Près de Lyon. Décès de Marcel Gabriel, le dernier grand chevillard de Gerland

19 novembre, 2025 | Actualités Gastronomiques | 0 commentaires

Texte : Pierre Jourdan avec MP Figure lyonnaise des métiers de bouche, Marcel Gabriel s’est endormi dans son sommeil dans la nuit de dimanche à lundi 17 novembre 2025. Il était âgé de 95 ans. Retour sur son étonnant parcours au service des gourmets.

A la fin du XIXème siècle, les consorts Gabriel sont établis à Saint Just La Pendue (42), comme éleveurs et marchands de bestiaux. Après la grande guerre, l’un des fils de la famille, Michel tente sa chance à Lyon, en rachetant une boucherie sise 32, quai Saint-Antoine (à l’angle de la rue du Petit-David) et à l’emplacement du bureau de poste.

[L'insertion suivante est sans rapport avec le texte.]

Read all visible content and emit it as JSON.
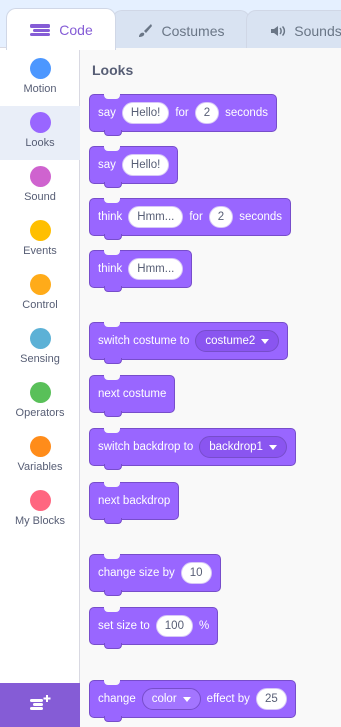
{
  "tabs": {
    "code": "Code",
    "costumes": "Costumes",
    "sounds": "Sounds"
  },
  "sidebar": {
    "items": [
      {
        "label": "Motion",
        "color": "#4c97ff"
      },
      {
        "label": "Looks",
        "color": "#9966ff",
        "selected": true
      },
      {
        "label": "Sound",
        "color": "#cf63cf"
      },
      {
        "label": "Events",
        "color": "#ffbf00"
      },
      {
        "label": "Control",
        "color": "#ffab19"
      },
      {
        "label": "Sensing",
        "color": "#5cb1d6"
      },
      {
        "label": "Operators",
        "color": "#59c059"
      },
      {
        "label": "Variables",
        "color": "#ff8c1a"
      },
      {
        "label": "My Blocks",
        "color": "#ff6680"
      }
    ],
    "extension_icon": "add-extension-icon"
  },
  "palette": {
    "section_title": "Looks",
    "blocks": {
      "say_for": {
        "text1": "say",
        "msg": "Hello!",
        "text2": "for",
        "secs": "2",
        "text3": "seconds"
      },
      "say": {
        "text1": "say",
        "msg": "Hello!"
      },
      "think_for": {
        "text1": "think",
        "msg": "Hmm...",
        "text2": "for",
        "secs": "2",
        "text3": "seconds"
      },
      "think": {
        "text1": "think",
        "msg": "Hmm..."
      },
      "switch_costume": {
        "text": "switch costume to",
        "value": "costume2"
      },
      "next_costume": {
        "text": "next costume"
      },
      "switch_backdrop": {
        "text": "switch backdrop to",
        "value": "backdrop1"
      },
      "next_backdrop": {
        "text": "next backdrop"
      },
      "change_size": {
        "text": "change size by",
        "value": "10"
      },
      "set_size": {
        "text1": "set size to",
        "value": "100",
        "text2": "%"
      },
      "change_effect": {
        "text1": "change",
        "effect": "color",
        "text2": "effect by",
        "value": "25"
      }
    }
  },
  "colors": {
    "looks": "#9966ff",
    "accent": "#855cd6"
  }
}
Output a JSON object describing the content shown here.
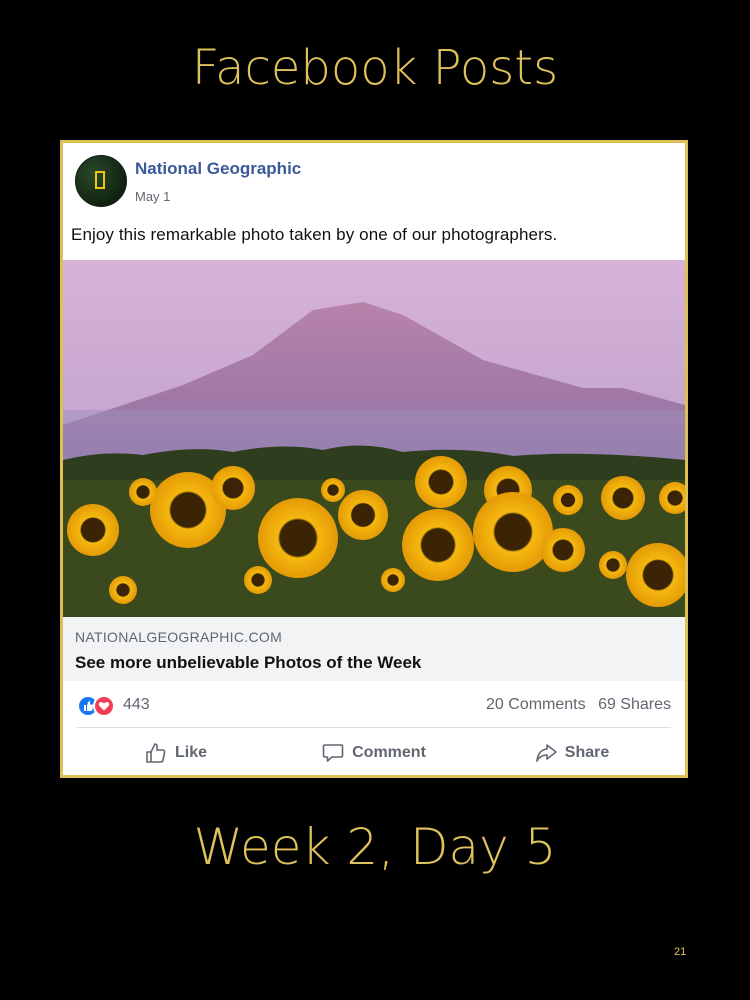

Les marchands de bestiaux à La Mouche (Gerland) dans les années 60 – Photo BML

Les métiers de bouche furent toujours historiquement là, dans la partie centrale de la ville depuis le Moyen-Age, depuis les Terreaux jusqu’aux Jacobins avec débordements sur la rive gauche de Saône. Les rues portaient les noms des professions et la rue Ecorche-Bœuf tout à côté (actuelle Rue Port du Temple). Michel se spécialise en tant que chevillard, ce qui l’amène à s’installer en 1925 aux abattoirs de la Mouche avec 5 tâcherons.

Chevillard à son tour, son fils Marcel devient patron de la Société Gabriel & Meunier en 1952, à Gerland, puis à Corbas en 1995. En veillant sur ses affaires florissantes, il forme la 3ème génération. Alors que son second fils Philippe (responsable des accueillants de la primatiale Saint Jean) reprend la ferme familiale de Panissière (acquise en 1936), l’ainé Henri va lui emboiter le pas. Son père l’envoie un an en Écosse et en Irlande où il apprend le métier comme employé d’abattoir. A 21 ans, cela forge un caractère.

Pendant 90 ans, Marcel a vécu dans sa maison de Tassin construite en 1897. Ici avec son épouse Josette et son fils Philippe en septembre 2023

En 1981, il prend en mains un atelier de découpe de la rue Domer. Pendant 5 ans, il travaille à la fois pour la maison Gabriel et pour UNICOPA, une coopérative bretonne. En 1985, la modernisation du quartier de la Guillotière, les entrainent dans la construction d’un atelier à Corbas, et un rapprochement avec d’autres entreprises pour prolonger l’activité de la cheville. C’est la création de CIBEVIAL, un outil au service des entreprises de la viande. Président de CIBEVIAL de 1989 à 1994, Marcel Gabriel passe le flambeau à son fils Henri qui lui succède à la tête de la Société Gabriel SA.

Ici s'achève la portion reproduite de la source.